Conformément à l’article 3 de la Charte de l’Organisation des États Américains, ratifiée par Haïti le 28 mars 1951, « les États américains proclament les droits fondamentaux de la personne humaine sans aucune distinction de race, de nationalité, de religion ou de sexe. » Les droits fondamentaux de la personne humaine sont également mentionnés, entre autres, dans le Préambule et aux articles 17, 45, 47 et 49 de la Charte ainsi qu’aux articles qui traitent du rôle de la Commission, en tant qu’organe principal pour la promotion et de la protection des droits de l’homme dans le Continent. Les États membres ont précisé les droits auxquels se réfère la Charte en termes généraux, d’abord dans la Déclaration américaine des droits et devoirs de l’homme, puis en adoptant la Convention américaine relative aux droits de l’homme. La République d’Haïti a adhéré à la Convention américaine le 27 septembre 1977 et elle a accepté la juridiction obligatoire de la Cour inter américaine des droits de l’homme le 20 mars 1998.

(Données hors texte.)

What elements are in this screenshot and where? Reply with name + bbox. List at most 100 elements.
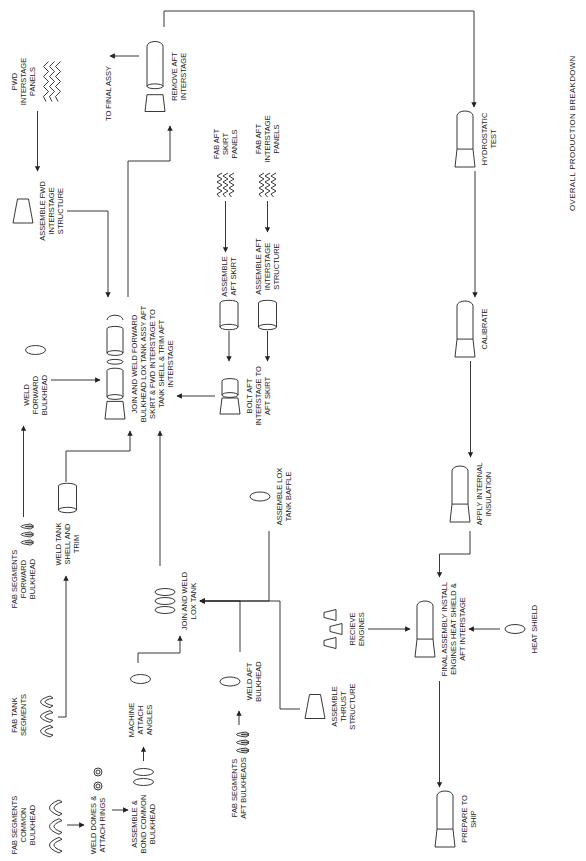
callout-label: TO FINAL ASSY <box>104 66 113 161</box>
flow-arrow <box>160 431 161 566</box>
part-icon <box>59 483 77 512</box>
flow-arrow <box>67 211 108 297</box>
flow-arrow <box>177 396 215 397</box>
flow-arrow <box>470 361 471 457</box>
part-icon <box>44 62 61 102</box>
step-text: FAB AFT SKIRT PANELS <box>212 119 239 169</box>
flow-arrow <box>475 171 476 297</box>
part-icon <box>305 695 325 719</box>
part-icons <box>13 41 525 853</box>
process-step: ASSEMBLE THRUST STRUCTURE <box>300 672 359 741</box>
process-step: FAB AFT INTERSTAGE PANELS <box>252 107 283 201</box>
process-step: WELD FORWARD BULKHEAD <box>20 334 51 426</box>
process-step: ASSEMBLE AFT INTERSTAGE STRUCTURE <box>252 232 283 331</box>
part-icon <box>259 173 276 197</box>
step-text: JOIN AND WELD LOX TANK <box>180 568 198 634</box>
flow-arrow <box>225 201 226 252</box>
step-text: WELD TANK SHELL AND TRIM <box>54 514 81 574</box>
flow-arrow <box>58 576 66 717</box>
part-icon <box>134 769 154 786</box>
part-icon <box>237 732 250 753</box>
step-text: ASSEMBLE FWD INTERSTAGE STRUCTURE <box>38 173 65 249</box>
process-step: PWD INTERSTAGE PANELS <box>8 52 67 111</box>
flow-arrow <box>200 601 300 709</box>
process-step: CALIBRATE <box>450 297 491 361</box>
flow-arrow <box>164 11 474 107</box>
part-icon <box>13 199 33 223</box>
step-text: RECIEVE ENGINES <box>348 599 366 659</box>
flow-arrow <box>267 201 268 232</box>
flow-arrow <box>439 681 440 787</box>
part-icon <box>94 768 102 790</box>
process-step: WELD TANK SHELL AND TRIM <box>52 482 83 576</box>
step-text: JOIN AND WELD FORWARD BULKHEAD LOX TANK … <box>130 299 175 429</box>
connectors <box>24 11 501 825</box>
part-icon <box>450 466 470 522</box>
step-text: ASSEMBLE AFT INTERSTAGE STRUCTURE <box>254 234 281 299</box>
part-icon <box>26 346 46 355</box>
flow-arrow <box>200 531 269 601</box>
leader-arrow <box>110 56 139 57</box>
flow-arrow <box>440 531 471 577</box>
part-icon <box>217 173 234 197</box>
process-step: FAB TANK SEGMENTS <box>8 689 58 741</box>
flow-arrow <box>143 747 144 761</box>
step-text: WELD AFT BULKHEAD <box>245 654 263 709</box>
step-text: FAB AFT INTERSTAGE PANELS <box>254 109 281 169</box>
process-step: JOIN AND WELD LOX TANK <box>150 566 200 636</box>
process-step: REMOVE AFT INTERSTAGE <box>140 27 190 126</box>
flow-arrow <box>138 636 180 663</box>
process-step: FAB SEGMENTS AFT BULKHEADS <box>225 725 253 821</box>
process-step: WELD DOMES & ATTACH RINGS <box>84 763 112 857</box>
part-icon <box>131 675 151 684</box>
part-icon <box>259 300 277 329</box>
step-text: FAB SEGMENTS AFT BULKHEADS <box>230 757 248 819</box>
step-text: PREPARE TO SHIP <box>460 789 478 849</box>
part-icon <box>50 800 63 853</box>
figure-title: OVERALL PRODUCTION BREAKDOWN <box>568 55 578 211</box>
part-icon <box>145 41 165 111</box>
step-text: BOLT AFT INTERSTAGE TO AFT SKIRT <box>245 363 272 429</box>
flow-arrow <box>66 431 130 482</box>
flow-arrow <box>112 810 128 811</box>
step-text: ASSEMBLE THRUST STRUCTURE <box>330 674 357 739</box>
process-step: MACHINE ATTACH ANGLES <box>125 663 156 747</box>
part-icon <box>415 601 435 657</box>
flow-arrow <box>23 426 24 517</box>
process-step: HEAT SHIELD <box>500 602 541 656</box>
process-step: ASSEMBLE FWD INTERSTAGE STRUCTURE <box>8 171 67 251</box>
process-step: FINAL ASSEMBLY INSTALL ENGINES HEAT SHIE… <box>410 577 469 681</box>
flow-arrow <box>239 711 240 725</box>
process-step: WELD AFT BULKHEAD <box>215 652 265 711</box>
part-icon <box>155 589 175 614</box>
flow-arrow <box>128 126 170 297</box>
part-icon <box>324 610 342 649</box>
process-step: FAB SEGMENTS FORWARD BULKHEAD <box>8 517 39 611</box>
part-icon <box>455 111 475 167</box>
flow-arrow <box>67 825 84 826</box>
process-step: APPLY INTERNAL INSULATION <box>445 457 495 531</box>
part-icon <box>435 791 455 847</box>
process-step: ASSEMBLE LOX TANK BAFFLE <box>245 462 295 531</box>
step-text: FINAL ASSEMBLY INSTALL ENGINES HEAT SHIE… <box>440 579 467 679</box>
process-step: FAB SEGMENTS COMMON BULKHEAD <box>8 793 67 857</box>
flow-arrow <box>267 331 268 361</box>
flow-arrow <box>229 331 230 361</box>
process-step: FAB AFT SKIRT PANELS <box>210 117 241 201</box>
part-icon <box>41 696 54 737</box>
step-text: REMOVE AFT INTERSTAGE <box>170 29 188 124</box>
step-text: WELD FORWARD BULKHEAD <box>22 366 49 424</box>
process-step: PREPARE TO SHIP <box>430 787 480 851</box>
part-icon <box>220 677 240 686</box>
flow-arrow <box>37 111 38 171</box>
flow-arrow <box>51 380 100 381</box>
flow-arrow <box>200 601 240 652</box>
part-icon <box>21 524 34 545</box>
step-text: MACHINE ATTACH ANGLES <box>127 695 154 745</box>
step-text: FAB TANK SEGMENTS <box>10 691 28 739</box>
part-icon <box>220 379 240 414</box>
step-text: APPLY INTERNAL INSULATION <box>475 459 493 529</box>
part-icon <box>505 625 525 634</box>
step-text: FAB SEGMENTS FORWARD BULKHEAD <box>10 549 37 609</box>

Les lois ensuite qui sont la source la plus importante quantitativement de la légalité. C’est presque une tautologie de dire que la loi est l’une des principales sources de la légalité administrative. L’idée est que la loi représente la volonté de la nation et qu’elle ne saurait, par conséquent, être remise en cause. La Constitution de 1987, en son article 111, accorde compétence au Parlement pour faire des lois « sur tous les objets d'intérêt public ». Élaborer et voter des lois constituent l'essence même de la fonction législative. Donc, légiférer est une compétence constitutionnelle du Parlement. En d'autres termes, la loi est essentiellement l'oeuvre du Parlement, puisque ce dernier est l'organe de confection de la loi. Toutefois, le pouvoir d'initiative législative est partagé entre le Pouvoir Exécutif et chacune des deux Assemblées composant le Parlement.

Il y a ensuite le pouvoir réglementaire, c’est-à-dire le pouvoir pour l'exécutif de prendre des actes exécutoires comportant des dispositions générales et impersonnelles. Il existe deux types de pouvoir réglementaire : le pouvoir réglementaire d'exécution des lois ; le pouvoir réglementaire d'édicter des règlements autonomes .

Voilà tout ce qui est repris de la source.